This year’s Governor race is important for our State and we would like to let you know how the Candidates weigh in on the Cannabis Issue so you can take that into consideration when at the polls ~
Wendy Davis (D) – Regarding decriminalization, Davis has said, “we as a state need to think about the cost of that incarceration and, obviously, the cost to the taxpayers as a consequence of it, and whether we’re really solving any problem for the state by virtue of incarcerations for small amounts of marijuana possession.” She also said that if the bill lowering penalties for possession of one ounce or less of marihuana had made it to the Senate floor, she would have voted for it. Regarding medical benefits, Davis stated, “I personally believe that medical marijuana should be allowed for.”
Kathie Glass (L) – These are Kathie’s responses to our 2014 Texas NORML Voter’s Guide. “Medical – Support, ONLY if that is the best we can get. Decriminalization – Support, ONLY if that is the best we can get. Legalization – SUPPORT Remarks – Medicinal or recreational, treat marijuana like beer.
Greg Abbott (R) – Through multiple sources, we have received this standard letter from Greg Abbott: “Greg Abbott supports current drug policy. Drug use affects every sector of society, straining our economy, our healthcare and criminal justice systems, and endangering the futures of young people. The best methods of combating this problem include a combination of medical treatment and criminal enforcement. Marijuana remains a Schedule I drug (the highest tier of restriction) under the U.S. Controlled Substances Act. This means that the substance is recognized by the U.S. government as having a high potential for abuse, no accepted medical use, and a lack of accepted safety for use of the drug under medical supervision. Additionally, due to this classification, it remains illegal under federal law to manufacture, distribute, or dispense, or possess with intent to manufacture, distribute, or dispense marijuana. Although Eric Holder’s Justice Department has stated that it will not enforce federal law regarding marijuana in some states, federal law (which
supersedes Texas law) still clearly prohibits the use of marijuana for either recreational or medical purposes. Even the
Obama Administration agrees that marijuana use is harmful and should be discouraged. The White House website notes
Additionally, while some claim that legalizing and taxing marijuana would generate significant tax revenue, a study in
Colorado shows that marijuana tax revenues may not cover the incremental state expenditures related to legalization.

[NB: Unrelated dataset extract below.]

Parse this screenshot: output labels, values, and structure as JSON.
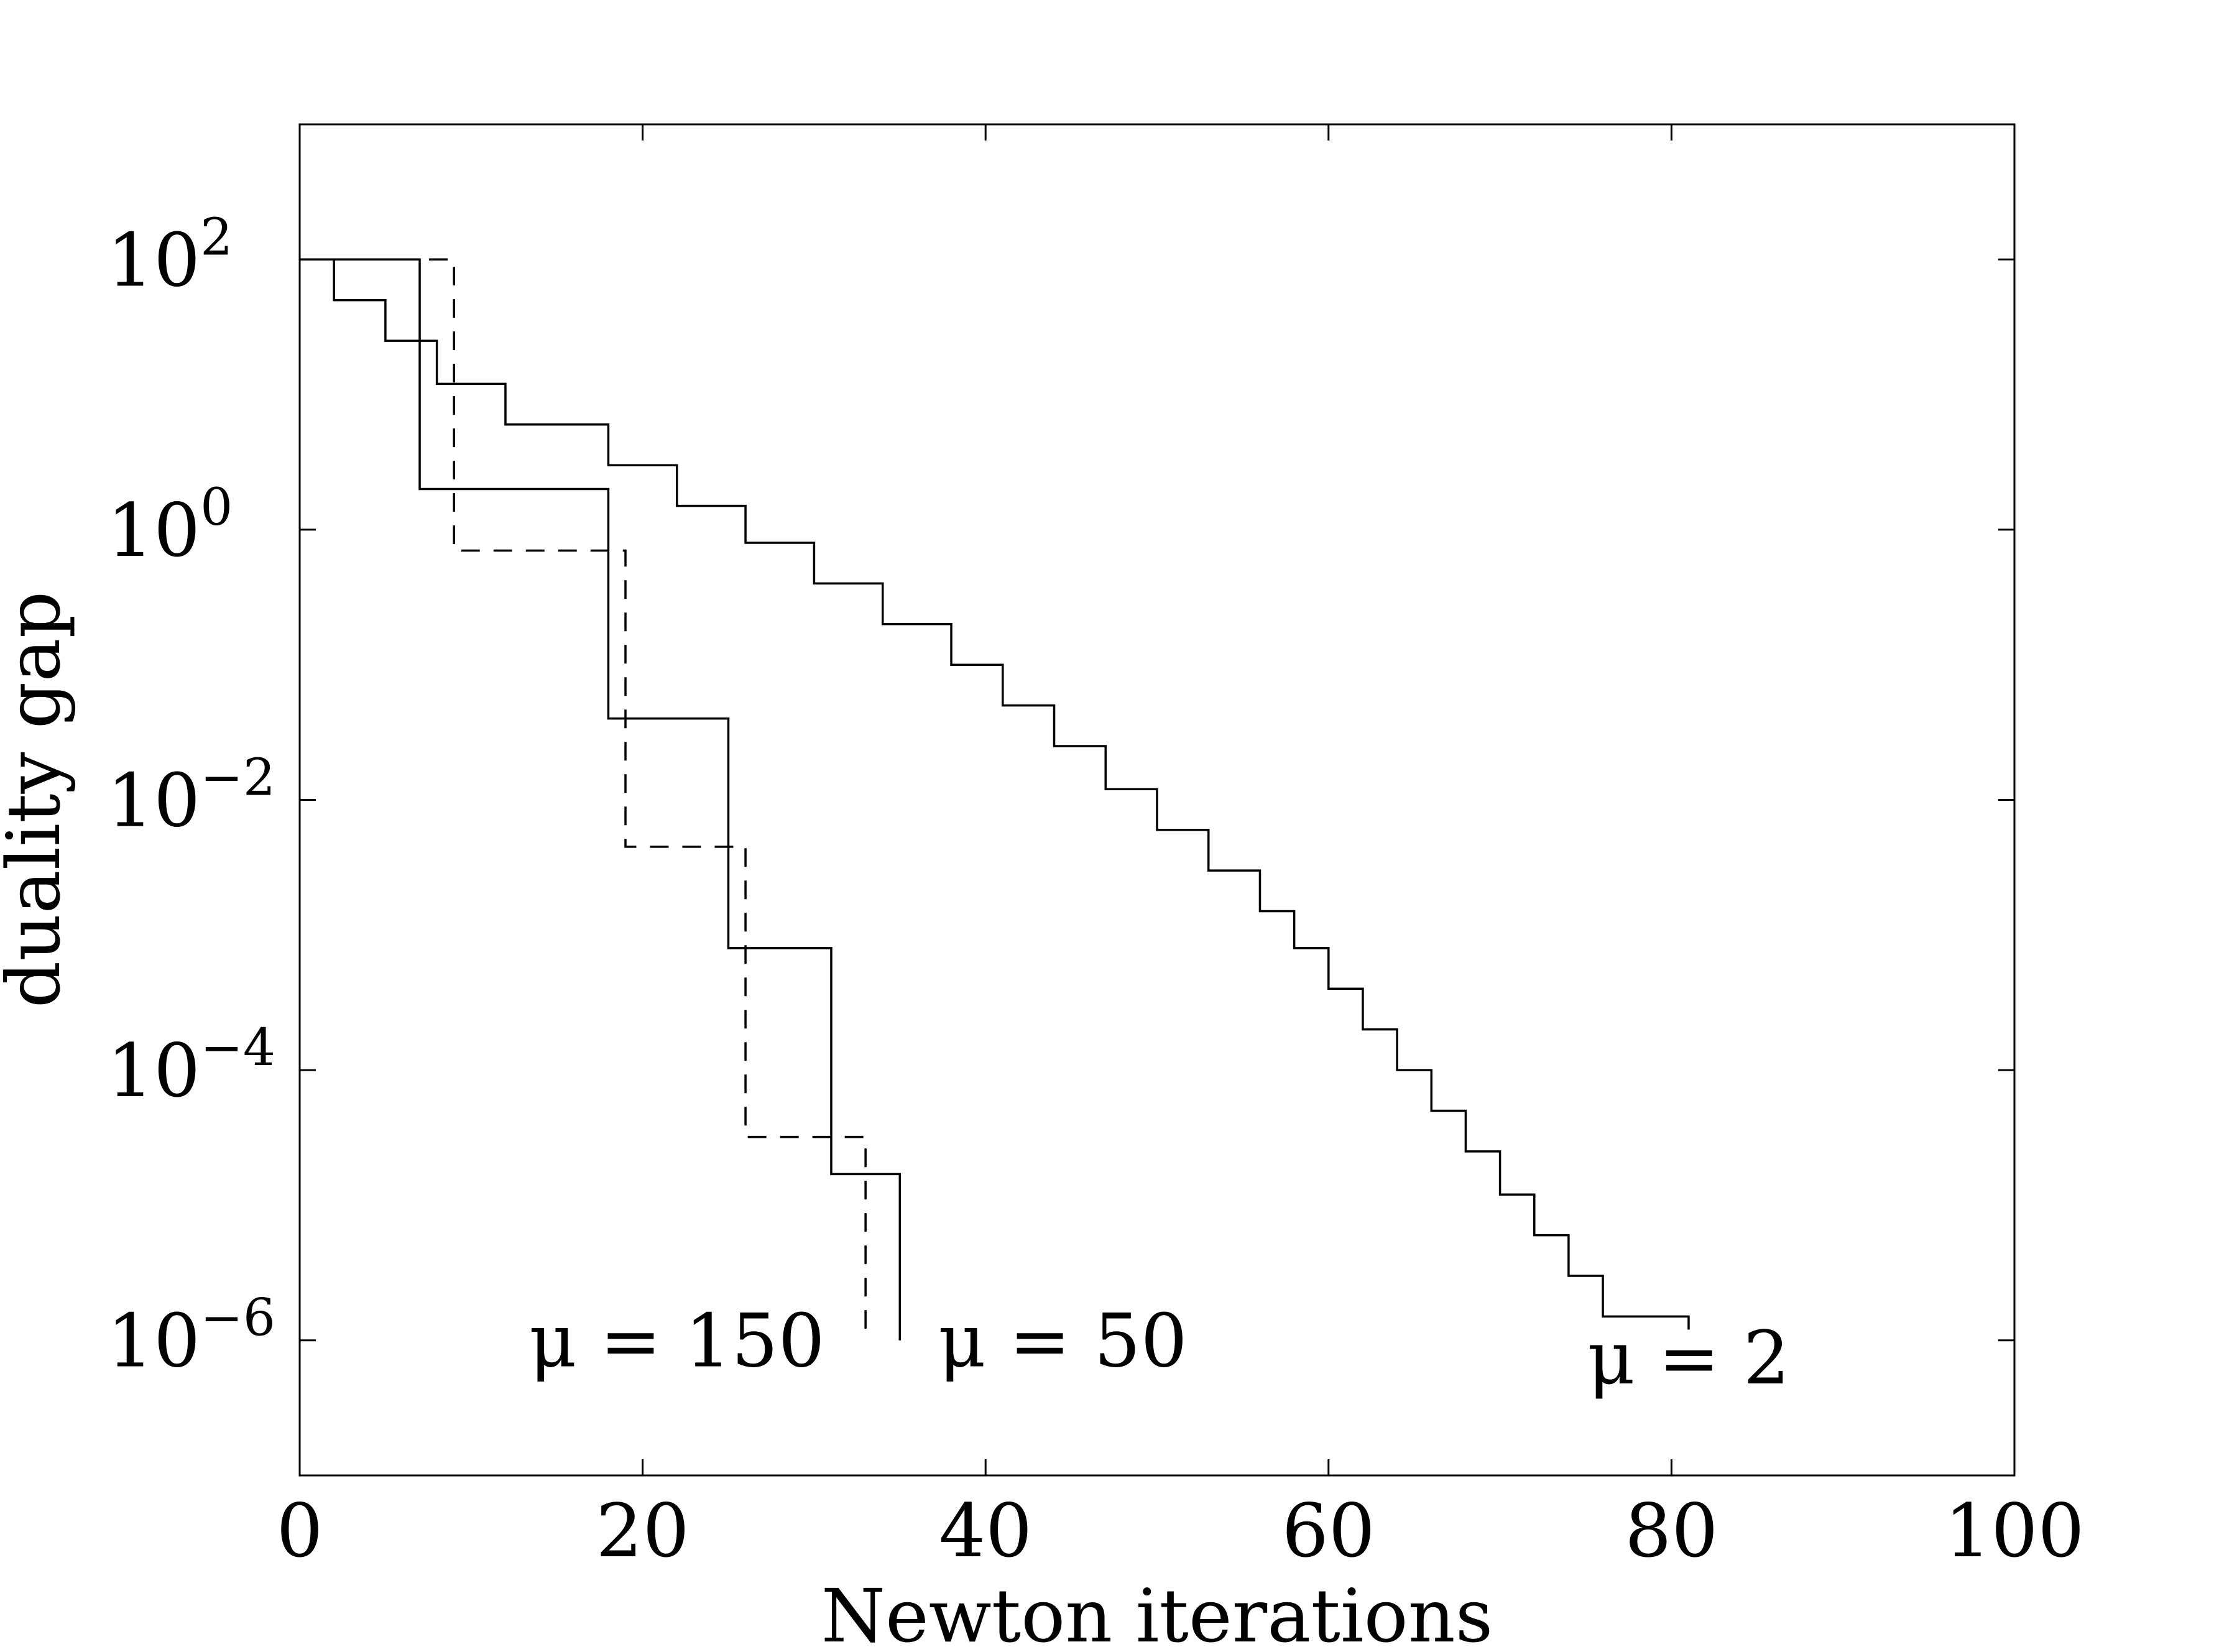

Early voting has just begun! Texans have registered to vote in record numbers this year but now we have to make sure we GET OUT THE VOTE!
To find your polling places, go here.
IN ORDER TO VOTE IN TEXAS, BRING ONE OF THE FOLLOWING DOCUMENTS TO YOUR POLLING PLACE:
– Texas driver’s license issued by DPS
– Election ID Certificate issued by the Texas Department of Public Safety (DPS),
– Personal ID card issued by DPS,
– Texas concealed handgun license,
– U.S. military ID card (with photo),
– U.S. citizenship certificate (with photo)
– U.S. Passport
Learn more about Voter ID Basics here. To learn how the candidates stand on the cannabis issues review the 2014 Texas NORML Voters’ Guide here. Please share this information with EVERYONE!
Because of law changes in 1997, Texas must change all drug laws at the state level and through the legislative process. Therefore, we are reliant on our elected state officials who only meet for a 140 day session every two years.
We recommend taking the following actions in your area:
1. Share the 2014 Texas NORML Voters’ Guide with all of your friends and family and through social media. Put this Guide on blast! Find the downloadable version here.
2. Print and distribute. In addition to the obvious cannabis consumer friendly locations, consider printing up stacks of the Voters’ Guide and leaving them next to the League of Women Voter’s Guide at you local grocery stores and libraries.
3. Look up the State Representatives and State Senators for your area using http://www.fyi.legis.state.tx.us/Home.aspx. Find supportive candidates on social media and follow them. Encourage your members to volunteer for their campaigns. Build relationships and plan on staying in touch throughout the legislative process.
4. Remind everyone to vote!! Early voting is October 20th to October 31st. Election day is November 4th, 2014.
Let’s get cannabis friendly candidates elected in Texas!